Russia's dwindling birth rate has been one of Putin's main worries during his 25-year rule.
And with Moscow having sent hundreds of thousands of young men to the front in Ukraine over the last three years, the demographic crisis has only worsened.
The Kremlin chief casts Russia's shrinking population as a matter of national survival and has rolled out a raft of pro-family policies and rhetoric to try to solve the challenge.
"It's extinction," Putin warned in a government meeting in December, urging Russians to do their patriotic duty and have larger families.
The message resonated with Alexeyeva, who plans to start a family with her new husband.
"We now value our country more, our nation, we are more patriotic than before," the 34-year-old told AFP.
"I want at least three children."
Russia's birth rate was officially 1.41 per woman in 2023 -- far below the 2.1 that demographers say is necessary for a stable population.
Some experts warn it will only get worse.
"The number of Russians of reproductive age will fall by 40 percent from 2010 to 2030," independent demographer Alexei Raksha, branded a "foreign agent" in Russia, told AFP.
The number of births this year is set to be the lowest in at least 225 years, he added.
The government's Rosstat statistics service counts Russia's official population at 145.6 million -- including 2.5 million in Crimea, the Ukrainian peninsula annexed by Moscow in 2014.

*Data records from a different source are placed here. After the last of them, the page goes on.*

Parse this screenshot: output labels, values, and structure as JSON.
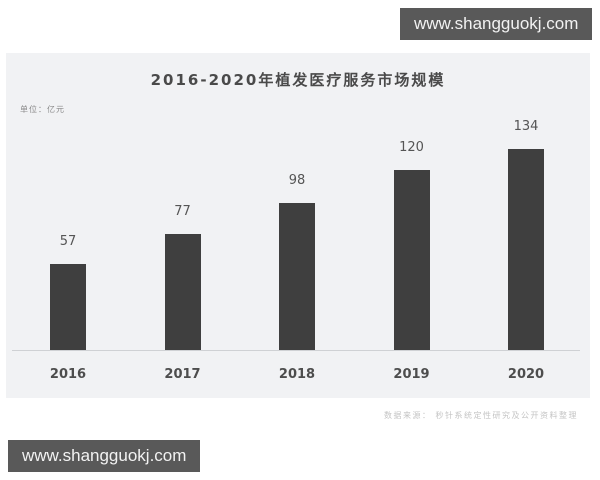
{
  "watermark": {
    "text": "www.shangguokj.com"
  },
  "chart": {
    "title": "2016-2020年植发医疗服务市场规模",
    "unit": "单位：亿元",
    "source": "数据来源：  秒针系统定性研究及公开资料整理",
    "colors": {
      "bar": "#3f3f3f",
      "panel": "#f1f2f4",
      "axis": "#cfd1d4",
      "watermark_bg": "#595959"
    }
  },
  "chart_data": {
    "type": "bar",
    "title": "2016-2020年植发医疗服务市场规模",
    "subtitle": "单位：亿元",
    "categories": [
      "2016",
      "2017",
      "2018",
      "2019",
      "2020"
    ],
    "values": [
      57,
      77,
      98,
      120,
      134
    ],
    "xlabel": "",
    "ylabel": "亿元",
    "ylim": [
      0,
      140
    ],
    "grid": false,
    "legend": null,
    "data_labels": true,
    "annotations": [
      "数据来源：秒针系统定性研究及公开资料整理"
    ]
  }
}
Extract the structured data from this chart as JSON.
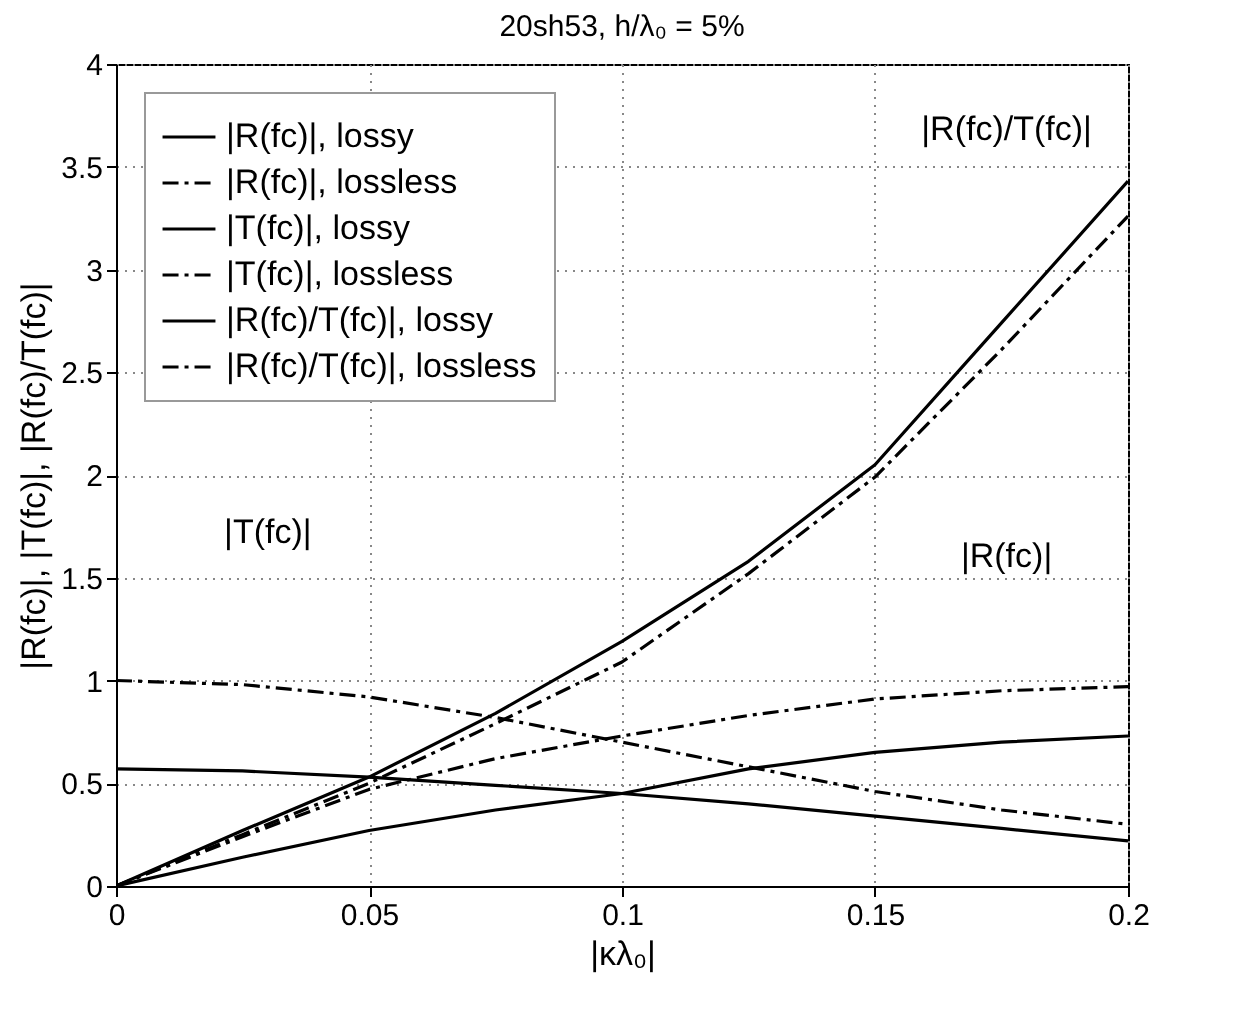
{
  "chart_data": {
    "type": "line",
    "title": "20sh53, h/λ₀ = 5%",
    "xlabel": "|κλ₀|",
    "ylabel": "|R(fc)|, |T(fc)|, |R(fc)/T(fc)|",
    "x": [
      0,
      0.025,
      0.05,
      0.075,
      0.1,
      0.125,
      0.15,
      0.175,
      0.2
    ],
    "series": [
      {
        "name": "|R(fc)|, lossy",
        "color": "#000000",
        "line_style": "solid",
        "values": [
          0,
          0.14,
          0.27,
          0.37,
          0.45,
          0.57,
          0.65,
          0.7,
          0.73
        ]
      },
      {
        "name": "|R(fc)|, lossless",
        "color": "#000000",
        "line_style": "dashed",
        "values": [
          0,
          0.24,
          0.47,
          0.62,
          0.73,
          0.83,
          0.91,
          0.95,
          0.97
        ]
      },
      {
        "name": "|T(fc)|, lossy",
        "color": "#000000",
        "line_style": "solid",
        "values": [
          0.57,
          0.56,
          0.53,
          0.49,
          0.45,
          0.4,
          0.34,
          0.28,
          0.22
        ]
      },
      {
        "name": "|T(fc)|, lossless",
        "color": "#000000",
        "line_style": "dashed",
        "values": [
          1.0,
          0.98,
          0.92,
          0.82,
          0.7,
          0.58,
          0.46,
          0.37,
          0.3
        ]
      },
      {
        "name": "|R(fc)/T(fc)|, lossy",
        "color": "#000000",
        "line_style": "solid",
        "values": [
          0,
          0.27,
          0.53,
          0.84,
          1.19,
          1.58,
          2.05,
          2.74,
          3.43
        ]
      },
      {
        "name": "|R(fc)/T(fc)|, lossless",
        "color": "#000000",
        "line_style": "dashed",
        "values": [
          0,
          0.25,
          0.5,
          0.79,
          1.09,
          1.52,
          1.99,
          2.61,
          3.26
        ]
      }
    ],
    "xlim": [
      0,
      0.2
    ],
    "xticks": [
      0,
      0.05,
      0.1,
      0.15,
      0.2
    ],
    "ylim": [
      0,
      4
    ],
    "yticks": [
      0,
      0.5,
      1,
      1.5,
      2,
      2.5,
      3,
      3.5,
      4
    ],
    "grid": true,
    "legend": "top left",
    "annotations": [
      "|R(fc)/T(fc)|",
      "|R(fc)|",
      "|T(fc)|"
    ]
  }
}
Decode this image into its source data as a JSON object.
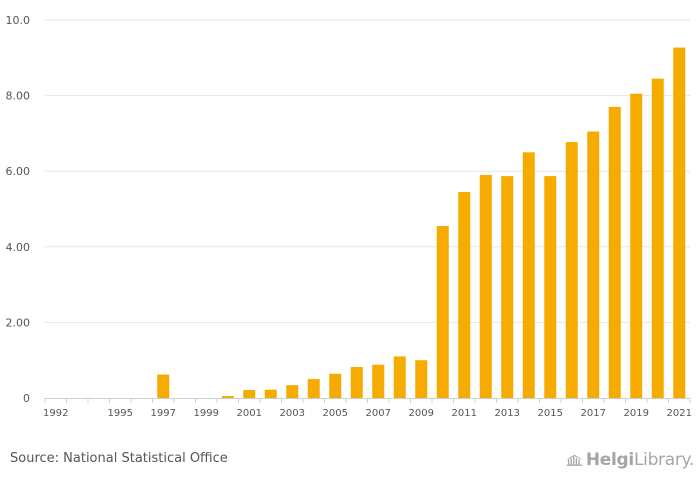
{
  "chart_data": {
    "type": "bar",
    "title": "",
    "xlabel": "",
    "ylabel": "",
    "ylim": [
      0,
      10
    ],
    "yticks": [
      "0",
      "2.00",
      "4.00",
      "6.00",
      "8.00",
      "10.0"
    ],
    "categories": [
      "1992",
      "1993",
      "1994",
      "1995",
      "1996",
      "1997",
      "1998",
      "1999",
      "2000",
      "2001",
      "2002",
      "2003",
      "2004",
      "2005",
      "2006",
      "2007",
      "2008",
      "2009",
      "2010",
      "2011",
      "2012",
      "2013",
      "2014",
      "2015",
      "2016",
      "2017",
      "2018",
      "2019",
      "2020",
      "2021"
    ],
    "xticklabels": [
      "1992",
      "1995",
      "1997",
      "1999",
      "2001",
      "2003",
      "2005",
      "2007",
      "2009",
      "2011",
      "2013",
      "2015",
      "2017",
      "2019",
      "2021"
    ],
    "values": [
      0,
      0,
      0,
      0,
      0,
      0.62,
      0,
      0,
      0.05,
      0.21,
      0.22,
      0.34,
      0.5,
      0.64,
      0.82,
      0.88,
      1.1,
      1.0,
      4.55,
      5.45,
      5.9,
      5.87,
      6.5,
      5.87,
      6.77,
      7.05,
      7.7,
      8.05,
      8.45,
      9.27
    ],
    "bar_color": "#f5ab00",
    "grid": true
  },
  "footer": {
    "source": "Source: National Statistical Office",
    "brand_name": "Helgi",
    "brand_suffix": "Library."
  },
  "colors": {
    "grid": "#e6e6e6",
    "axis": "#cfcfcf",
    "label": "#555555",
    "brand": "#a5a5a5"
  }
}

That could shrink by 15 million over the next 20 years, according to Rosstat's own pessimistic forecast, published last year.
- 'National curse' -
While birth rates are falling across the developed world, population decline is especially visible in the world's largest country.
Male life expectancy -- long plagued by alcoholism -- is particularly low in Russia, at just 68.04 according to official data from 2023, 12 years less than for women.

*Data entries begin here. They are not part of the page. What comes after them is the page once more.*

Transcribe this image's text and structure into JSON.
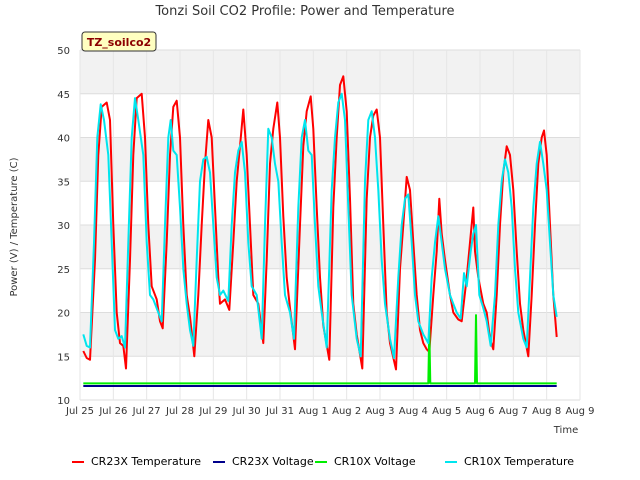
{
  "chart_data": {
    "type": "line",
    "title": "Tonzi Soil CO2 Profile: Power and Temperature",
    "badge": "TZ_soilco2",
    "xlabel": "Time",
    "ylabel": "Power (V) / Temperature (C)",
    "xlim": [
      0,
      15
    ],
    "ylim": [
      10,
      50
    ],
    "x_ticks": [
      {
        "x": 0,
        "label": "Jul 25"
      },
      {
        "x": 1,
        "label": "Jul 26"
      },
      {
        "x": 2,
        "label": "Jul 27"
      },
      {
        "x": 3,
        "label": "Jul 28"
      },
      {
        "x": 4,
        "label": "Jul 29"
      },
      {
        "x": 5,
        "label": "Jul 30"
      },
      {
        "x": 6,
        "label": "Jul 31"
      },
      {
        "x": 7,
        "label": "Aug 1"
      },
      {
        "x": 8,
        "label": "Aug 2"
      },
      {
        "x": 9,
        "label": "Aug 3"
      },
      {
        "x": 10,
        "label": "Aug 4"
      },
      {
        "x": 11,
        "label": "Aug 5"
      },
      {
        "x": 12,
        "label": "Aug 6"
      },
      {
        "x": 13,
        "label": "Aug 7"
      },
      {
        "x": 14,
        "label": "Aug 8"
      },
      {
        "x": 15,
        "label": "Aug 9"
      }
    ],
    "y_ticks": [
      10,
      15,
      20,
      25,
      30,
      35,
      40,
      45,
      50
    ],
    "grid": true,
    "legend_position": "bottom",
    "series": [
      {
        "name": "CR23X Temperature",
        "color": "#ff0000",
        "points": [
          [
            0.1,
            15.6
          ],
          [
            0.2,
            14.8
          ],
          [
            0.3,
            14.6
          ],
          [
            0.45,
            26
          ],
          [
            0.55,
            38
          ],
          [
            0.65,
            43.5
          ],
          [
            0.8,
            44
          ],
          [
            0.9,
            42
          ],
          [
            1.0,
            30
          ],
          [
            1.1,
            20
          ],
          [
            1.2,
            16.5
          ],
          [
            1.3,
            16.2
          ],
          [
            1.38,
            13.6
          ],
          [
            1.5,
            26
          ],
          [
            1.6,
            38
          ],
          [
            1.7,
            44.5
          ],
          [
            1.85,
            45
          ],
          [
            1.95,
            40
          ],
          [
            2.05,
            30
          ],
          [
            2.15,
            23
          ],
          [
            2.3,
            21.5
          ],
          [
            2.4,
            19
          ],
          [
            2.48,
            18.2
          ],
          [
            2.6,
            28
          ],
          [
            2.7,
            38
          ],
          [
            2.8,
            43.5
          ],
          [
            2.9,
            44.2
          ],
          [
            3.0,
            40
          ],
          [
            3.1,
            30
          ],
          [
            3.2,
            22
          ],
          [
            3.3,
            19.5
          ],
          [
            3.43,
            15
          ],
          [
            3.55,
            22
          ],
          [
            3.65,
            30
          ],
          [
            3.75,
            37
          ],
          [
            3.85,
            42
          ],
          [
            3.95,
            40
          ],
          [
            4.05,
            32
          ],
          [
            4.15,
            24
          ],
          [
            4.2,
            21
          ],
          [
            4.35,
            21.5
          ],
          [
            4.48,
            20.3
          ],
          [
            4.6,
            28
          ],
          [
            4.7,
            35
          ],
          [
            4.8,
            39
          ],
          [
            4.9,
            43.2
          ],
          [
            5.0,
            38
          ],
          [
            5.1,
            30
          ],
          [
            5.2,
            22
          ],
          [
            5.35,
            21
          ],
          [
            5.5,
            16.5
          ],
          [
            5.6,
            26
          ],
          [
            5.7,
            37
          ],
          [
            5.8,
            41
          ],
          [
            5.92,
            44
          ],
          [
            6.0,
            40
          ],
          [
            6.1,
            31
          ],
          [
            6.2,
            24
          ],
          [
            6.3,
            20.5
          ],
          [
            6.45,
            15.8
          ],
          [
            6.6,
            30
          ],
          [
            6.7,
            39
          ],
          [
            6.8,
            43
          ],
          [
            6.92,
            44.7
          ],
          [
            7.0,
            41
          ],
          [
            7.1,
            32
          ],
          [
            7.2,
            24
          ],
          [
            7.3,
            18.5
          ],
          [
            7.48,
            14.6
          ],
          [
            7.6,
            32
          ],
          [
            7.7,
            40
          ],
          [
            7.8,
            46
          ],
          [
            7.9,
            47
          ],
          [
            8.0,
            43
          ],
          [
            8.1,
            33
          ],
          [
            8.2,
            21
          ],
          [
            8.3,
            17.5
          ],
          [
            8.47,
            13.6
          ],
          [
            8.6,
            33
          ],
          [
            8.7,
            40
          ],
          [
            8.8,
            42.5
          ],
          [
            8.9,
            43.2
          ],
          [
            9.0,
            40
          ],
          [
            9.1,
            30
          ],
          [
            9.2,
            20
          ],
          [
            9.3,
            16.5
          ],
          [
            9.48,
            13.5
          ],
          [
            9.6,
            25
          ],
          [
            9.7,
            30
          ],
          [
            9.8,
            35.5
          ],
          [
            9.9,
            34
          ],
          [
            10.0,
            28
          ],
          [
            10.1,
            22
          ],
          [
            10.2,
            18
          ],
          [
            10.3,
            16.5
          ],
          [
            10.4,
            15.8
          ],
          [
            10.48,
            15.5
          ],
          [
            10.6,
            22
          ],
          [
            10.7,
            27
          ],
          [
            10.78,
            33
          ],
          [
            10.85,
            29
          ],
          [
            10.95,
            26
          ],
          [
            11.1,
            22
          ],
          [
            11.2,
            20
          ],
          [
            11.35,
            19.2
          ],
          [
            11.45,
            19
          ],
          [
            11.6,
            24
          ],
          [
            11.7,
            28
          ],
          [
            11.8,
            32
          ],
          [
            11.85,
            27
          ],
          [
            11.95,
            24
          ],
          [
            12.1,
            21
          ],
          [
            12.2,
            20
          ],
          [
            12.3,
            17
          ],
          [
            12.4,
            15.8
          ],
          [
            12.5,
            22
          ],
          [
            12.6,
            30
          ],
          [
            12.7,
            36
          ],
          [
            12.8,
            39
          ],
          [
            12.9,
            38
          ],
          [
            13.0,
            34
          ],
          [
            13.1,
            27
          ],
          [
            13.2,
            21
          ],
          [
            13.3,
            18
          ],
          [
            13.45,
            15
          ],
          [
            13.55,
            22
          ],
          [
            13.65,
            30
          ],
          [
            13.75,
            37
          ],
          [
            13.85,
            40
          ],
          [
            13.92,
            40.8
          ],
          [
            14.0,
            38
          ],
          [
            14.1,
            30
          ],
          [
            14.2,
            22
          ],
          [
            14.3,
            17.2
          ]
        ]
      },
      {
        "name": "CR23X Voltage",
        "color": "#00008b",
        "points": [
          [
            0.1,
            11.6
          ],
          [
            14.3,
            11.6
          ]
        ]
      },
      {
        "name": "CR10X Voltage",
        "color": "#00ee00",
        "points": [
          [
            0.1,
            11.9
          ],
          [
            10.45,
            11.9
          ],
          [
            10.48,
            18.1
          ],
          [
            10.51,
            11.9
          ],
          [
            11.85,
            11.9
          ],
          [
            11.88,
            19.7
          ],
          [
            11.91,
            11.9
          ],
          [
            14.3,
            11.9
          ]
        ]
      },
      {
        "name": "CR10X Temperature",
        "color": "#00e5ee",
        "points": [
          [
            0.1,
            17.5
          ],
          [
            0.2,
            16.2
          ],
          [
            0.3,
            16
          ],
          [
            0.42,
            28
          ],
          [
            0.52,
            40
          ],
          [
            0.62,
            43.8
          ],
          [
            0.72,
            42
          ],
          [
            0.85,
            38
          ],
          [
            0.95,
            28
          ],
          [
            1.05,
            18
          ],
          [
            1.15,
            17
          ],
          [
            1.25,
            17.3
          ],
          [
            1.35,
            16
          ],
          [
            1.45,
            28
          ],
          [
            1.55,
            40
          ],
          [
            1.65,
            44.5
          ],
          [
            1.75,
            42
          ],
          [
            1.9,
            38
          ],
          [
            2.0,
            28
          ],
          [
            2.1,
            22
          ],
          [
            2.2,
            21.5
          ],
          [
            2.35,
            20
          ],
          [
            2.45,
            19
          ],
          [
            2.55,
            30
          ],
          [
            2.65,
            40
          ],
          [
            2.72,
            42
          ],
          [
            2.8,
            38.5
          ],
          [
            2.9,
            38
          ],
          [
            3.0,
            32
          ],
          [
            3.1,
            25
          ],
          [
            3.2,
            21
          ],
          [
            3.3,
            18
          ],
          [
            3.4,
            16.2
          ],
          [
            3.5,
            26
          ],
          [
            3.6,
            35
          ],
          [
            3.7,
            37.5
          ],
          [
            3.8,
            37.8
          ],
          [
            3.9,
            36
          ],
          [
            4.0,
            30
          ],
          [
            4.1,
            24
          ],
          [
            4.2,
            22
          ],
          [
            4.3,
            22.5
          ],
          [
            4.45,
            21.3
          ],
          [
            4.55,
            30
          ],
          [
            4.65,
            36
          ],
          [
            4.75,
            38.5
          ],
          [
            4.85,
            39.5
          ],
          [
            4.95,
            36
          ],
          [
            5.05,
            28
          ],
          [
            5.15,
            23
          ],
          [
            5.3,
            22
          ],
          [
            5.45,
            17
          ],
          [
            5.55,
            30
          ],
          [
            5.65,
            41
          ],
          [
            5.75,
            40
          ],
          [
            5.85,
            37
          ],
          [
            5.95,
            35
          ],
          [
            6.05,
            28
          ],
          [
            6.15,
            22
          ],
          [
            6.3,
            20
          ],
          [
            6.42,
            17
          ],
          [
            6.55,
            32
          ],
          [
            6.65,
            40
          ],
          [
            6.75,
            42
          ],
          [
            6.85,
            38.5
          ],
          [
            6.95,
            38
          ],
          [
            7.05,
            30
          ],
          [
            7.15,
            23
          ],
          [
            7.25,
            20
          ],
          [
            7.4,
            16
          ],
          [
            7.55,
            34
          ],
          [
            7.65,
            40
          ],
          [
            7.75,
            44
          ],
          [
            7.85,
            45
          ],
          [
            7.95,
            42
          ],
          [
            8.05,
            32
          ],
          [
            8.15,
            22
          ],
          [
            8.3,
            17
          ],
          [
            8.42,
            15
          ],
          [
            8.55,
            35
          ],
          [
            8.65,
            42
          ],
          [
            8.75,
            43
          ],
          [
            8.85,
            40
          ],
          [
            8.95,
            34
          ],
          [
            9.05,
            26
          ],
          [
            9.15,
            21
          ],
          [
            9.3,
            17
          ],
          [
            9.42,
            14.8
          ],
          [
            9.55,
            24
          ],
          [
            9.65,
            30
          ],
          [
            9.75,
            33
          ],
          [
            9.85,
            33.5
          ],
          [
            9.95,
            28
          ],
          [
            10.05,
            22
          ],
          [
            10.15,
            19
          ],
          [
            10.3,
            17.5
          ],
          [
            10.45,
            16.5
          ],
          [
            10.55,
            24
          ],
          [
            10.65,
            28
          ],
          [
            10.75,
            31
          ],
          [
            10.85,
            28
          ],
          [
            10.95,
            25
          ],
          [
            11.1,
            22
          ],
          [
            11.2,
            21
          ],
          [
            11.3,
            20
          ],
          [
            11.42,
            19.3
          ],
          [
            11.52,
            24.5
          ],
          [
            11.6,
            23
          ],
          [
            11.72,
            27
          ],
          [
            11.8,
            29
          ],
          [
            11.88,
            30
          ],
          [
            11.98,
            22
          ],
          [
            12.1,
            20.5
          ],
          [
            12.2,
            19
          ],
          [
            12.32,
            16.2
          ],
          [
            12.45,
            22
          ],
          [
            12.55,
            30
          ],
          [
            12.65,
            35
          ],
          [
            12.75,
            37.5
          ],
          [
            12.85,
            36
          ],
          [
            12.95,
            32
          ],
          [
            13.05,
            25
          ],
          [
            13.15,
            20
          ],
          [
            13.3,
            17
          ],
          [
            13.4,
            16
          ],
          [
            13.5,
            24
          ],
          [
            13.6,
            32
          ],
          [
            13.7,
            37
          ],
          [
            13.8,
            39.5
          ],
          [
            13.9,
            37
          ],
          [
            14.0,
            34
          ],
          [
            14.1,
            28
          ],
          [
            14.2,
            22
          ],
          [
            14.3,
            19.5
          ]
        ]
      }
    ]
  }
}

But Raksha said the Kremlin's Ukraine campaign has cut that even further, estimating it now hovers "just above 66."
Russia does not reveal how many men have been killed fighting in Ukraine, but most estimates put it well into the tens of thousands.
The BBC and the independent Russian outlet Mediazona have identified at least 111,387 soldiers killed since Moscow launched its offensive in February 2022.

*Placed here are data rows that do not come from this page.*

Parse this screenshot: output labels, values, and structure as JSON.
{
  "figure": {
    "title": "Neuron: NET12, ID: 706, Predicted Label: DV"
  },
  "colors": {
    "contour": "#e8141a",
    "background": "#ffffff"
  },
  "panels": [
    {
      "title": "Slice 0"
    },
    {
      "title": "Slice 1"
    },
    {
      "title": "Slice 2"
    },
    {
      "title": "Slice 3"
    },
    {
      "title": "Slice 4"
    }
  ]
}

Far from the front, widespread alcoholism -- a leading killer of men -- has for years been plunging Russian demographics into the abyss.
Yelena Matveyeva, a 58-year-old cleaner, knows this all too well.
Six months ago, her husband of 35 years, Yuri, was found dead in his car, where he was drinking alone. He was due to turn 60.
"I now realise that all this time, living with an alcoholic, I was simply living somebody else's life," she told AFP.
The widow decried alcoholism as "Russia's historic national curse".
Galina, a 66-year-old retired dressmaker who refused to give her last name, said she could also relate.
"Most of my friends in their 60s are already widows," she told AFP.
She backed Putin's efforts.
"We need to have more babies so we don't die out. My youngest daughter has already given birth to seven children," she said proudly.
- Generous benefits -
Authorities have long offered a range of economic benefits to incite Russians to grow their families.
One of the latest measures -- $1,200 to schoolgirls who give birth -- caused uproar among feminist groups.
Generous maternity allowances and housing subsidies for large families account for an extra 2.5 million births since 2007, Raksha estimated.
But the core problem remains.
Authorities have also floated tightening abortion laws, despite experts saying this does not boost birth rates, and Putin last year signed a law banning "child-free propaganda".
The Russian leader -- who never talks openly about his own personal life -- has long promoted what he calls "traditional family values" and the ideal of a Russian family consisting of a mother, father and many children.
That campaign has intensified during the military offensive on Ukraine.
While the idea is catching on with some Russians -- like Alexeyeva -- it remains to be seen if it can buck the decades-long trend of falling birth rates.